Der Vatikan darf sich nun für den 27. April 2014 auf einen gewaltigen Pilgerstrom nach Rom einstellen. Zu der Zeremonie der Heiligsprechung werden vor allem wegen des beliebten polnischen Papstes Wojtyla Gläubige in Massen erwartet. Johnnes Paul II. war es auch, der den Sonntag nach Ostern erst zum Tag der Barmherzigkeit erklärte, also einer christlichen Tugend besondere Aufmerksamkeit verschaffen wollte, die Menschenzugewandtheit und Anteilnahme mit Großherzigkeit verbindet.

Das dürfte Papst Franziskus gefallen haben. Er besitzt ein ähnliches Talent wie sein polnischer Vorgänger, öffentlichkeitswirksam Zeichen zu setzen. Er dürfte die Heiligsprechung kurz nach Ostern nutzen, um Barmherzigkeit zu predigen, also im Sinne seiner Vorgänger die Aufforderung Jesu an alle Christen zu betonen, sich dem Leid und der Not seiner Mitmenschen nicht zu verschließen. Schließlich hat Papst Franziskus geschickt dafür gesorgt, dass nun zwei sehr unterschiedliche Päpste an demselben Tag zu verehrungswürdigen Vorbildern erklärt werden: Gilt Johannes Paul II. doch trotz seiner Menschenzugewandtheit als konservatives Kirchenoberhaupt, das Reformbestrebungen etwa zur Rolle der Frau ablehnend gegenüberstand. Der Erneuerer Johannes XXIII. dagegen hat mit seinem "Konzil der Ökumene" in den 60er Jahren Veränderungen angestoßen, die leidenschaftlich umstritten waren, aber das Gesicht der Kirche bis heute wirksam verändert haben. Papst Franziskus steht wohl in beider Tradition, wenn er wie Johannes Paul II. die notwendige Konstanz einer Weltkirche im Blick hat, aber ein Klima schafft, in der Diskussionen etwa über dem Zölibat, wie sie der Mainzer Kardinal Lehmann jüngst angestoßen hat, möglich sind.
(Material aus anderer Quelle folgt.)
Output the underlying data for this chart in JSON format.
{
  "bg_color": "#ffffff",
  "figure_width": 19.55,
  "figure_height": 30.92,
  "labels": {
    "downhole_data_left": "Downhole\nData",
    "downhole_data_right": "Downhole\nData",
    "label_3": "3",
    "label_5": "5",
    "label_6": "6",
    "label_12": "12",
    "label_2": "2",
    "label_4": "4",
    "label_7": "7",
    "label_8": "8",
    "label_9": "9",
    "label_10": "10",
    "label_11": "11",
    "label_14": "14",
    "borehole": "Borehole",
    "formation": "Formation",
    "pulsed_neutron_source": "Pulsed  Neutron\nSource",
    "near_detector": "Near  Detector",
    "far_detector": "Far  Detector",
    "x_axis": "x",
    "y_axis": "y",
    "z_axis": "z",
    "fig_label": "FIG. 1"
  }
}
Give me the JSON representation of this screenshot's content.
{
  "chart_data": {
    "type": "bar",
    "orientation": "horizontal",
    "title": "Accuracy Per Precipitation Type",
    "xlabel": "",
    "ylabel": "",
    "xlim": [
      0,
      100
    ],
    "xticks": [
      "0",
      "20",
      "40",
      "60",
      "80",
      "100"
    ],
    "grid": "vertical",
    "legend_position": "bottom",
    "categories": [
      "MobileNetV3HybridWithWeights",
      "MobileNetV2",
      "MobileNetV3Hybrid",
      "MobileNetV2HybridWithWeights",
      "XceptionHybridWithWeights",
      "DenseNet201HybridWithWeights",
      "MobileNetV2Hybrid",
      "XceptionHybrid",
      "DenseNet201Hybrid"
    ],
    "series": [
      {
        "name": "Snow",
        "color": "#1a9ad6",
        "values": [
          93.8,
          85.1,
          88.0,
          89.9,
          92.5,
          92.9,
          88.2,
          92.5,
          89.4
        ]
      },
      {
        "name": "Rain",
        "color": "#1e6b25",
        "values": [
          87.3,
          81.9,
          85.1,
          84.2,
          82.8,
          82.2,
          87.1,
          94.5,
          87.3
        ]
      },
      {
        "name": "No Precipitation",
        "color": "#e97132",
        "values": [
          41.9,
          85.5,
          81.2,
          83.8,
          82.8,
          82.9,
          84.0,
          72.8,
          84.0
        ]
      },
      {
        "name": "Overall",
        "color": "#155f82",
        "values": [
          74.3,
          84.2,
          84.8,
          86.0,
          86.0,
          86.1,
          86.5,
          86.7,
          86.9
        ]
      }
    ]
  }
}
Am 27. April 2014 wird Papst Franziskus bei der Heiligsprechung seiner Vorgänger die Gelegenheit haben, über einen Versöhner zwischen den politischen Fronten von Ost und West und einen Versöhner zwischen den Konfessionen zu sprechen, der seine Kirche menschlicher gestalten wollte. Dieser Kirche steht nun ein Großereignis bevor – die Gläubigen dürfen gespannt sein, wie Papst Franziskus es nutzen wird.